The morning after this month’s relatively quiet Election Day, I read story after story about a major pro-life defeat. “Mississippi Wins for Women!” The Daily Beast exclaimed. “Birth Control Remains Legal: Mississippi Voters Reject Draconian ‘Personhood’ Initiative,” declared the National Organization for Women. “Our victory in Mississippi has already sent a strong message to extremists who will stop at nothing to outlaw abortion. If we stand together, we can stop the escalating assault on reproductive rights,” the American Civil Liberties Union proclaimed.
Mississippi’s personhood initiative, which sought to amend the Magnolia State’s constitution to define “person” to “include every human being from the moment of fertilization,” had lost at the ballot box. But if this was a pro-choice victory, it was a pyrrhic one. Pro-life voters played an integral role — in a pro-life state, no less — in the defeat of the amendment. Moreover, this was a defeat actually welcomed
by many reliable pro-life activists around the country, concerned, among other things, that it would invite the Supreme Court to double down on Roe v. Wade
, almost 40 years after the landmark decision that invented a right to privacy and codified a cultural revolution.
It is clear that the personhood campaign was no unanimous pro-life strategy. But the framing of it by the pro-choice camp certainly was unanimous.
Leonard J. Nelson III, a law professor and author of Diagnosis Critical: The Urgent Threats Confronting Catholic Health Care, explains that the personhood amendment “was promoted by Southern Baptists and other Evangelicals. But the Catholic bishop in Jackson refused to back it. The Methodist bishops in Mississippi also came out against it. James Bopp at National Right to Life said it was a bad idea and could endanger serious attempts to overturn Roe. Many conservative Protestants are opposed to abortion but favor contraception, and this measure could be interpreted as banning some forms of contraception. Also many conservative Protestants favor in vitro fertilization, and it could be construed as affecting that. It was an oversimplified and sweeping approach to an issue that is more complicated than that for many pro-life voters.” Even pro-life Republican ex-governor Haley Barbour questioned it.
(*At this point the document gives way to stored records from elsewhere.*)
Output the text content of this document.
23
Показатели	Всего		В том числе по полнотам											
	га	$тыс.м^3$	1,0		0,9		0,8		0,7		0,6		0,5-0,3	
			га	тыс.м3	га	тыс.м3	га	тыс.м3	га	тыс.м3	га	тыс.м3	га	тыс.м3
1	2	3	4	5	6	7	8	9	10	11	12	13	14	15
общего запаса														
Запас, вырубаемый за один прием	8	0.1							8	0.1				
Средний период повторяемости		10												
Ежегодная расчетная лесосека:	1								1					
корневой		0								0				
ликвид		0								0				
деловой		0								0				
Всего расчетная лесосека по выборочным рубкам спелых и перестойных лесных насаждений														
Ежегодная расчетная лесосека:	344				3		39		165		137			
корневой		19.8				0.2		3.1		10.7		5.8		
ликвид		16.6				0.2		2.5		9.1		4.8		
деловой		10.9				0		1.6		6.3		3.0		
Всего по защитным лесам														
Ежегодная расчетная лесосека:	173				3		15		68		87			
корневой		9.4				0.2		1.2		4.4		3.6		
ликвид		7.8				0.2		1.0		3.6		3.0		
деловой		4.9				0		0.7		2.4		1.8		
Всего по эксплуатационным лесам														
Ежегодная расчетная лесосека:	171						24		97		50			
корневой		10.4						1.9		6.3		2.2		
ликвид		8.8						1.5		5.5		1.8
In other words, it was a great deal more complicated than the black-and-white “Pro-choice wins, and pro-life loses!” It wouldn’t even be incorrect to call the initiative’s defeat a pro-life victory. But that would not do full justice to the issue. Our political culture is such that deep discussions don’t always happen, and sometimes aren’t even welcomed by groups that are quite comfortable with keeping a light from shining on the human experience in all its stages and complications. If we were willing to have those discussions, we might realize that we have a lot more in common than the labels “pro-life” and “pro-choice” suggest, and that there is a lot of middle ground to work on, to save lives and make living them seem a lot more rewarding than it might otherwise look.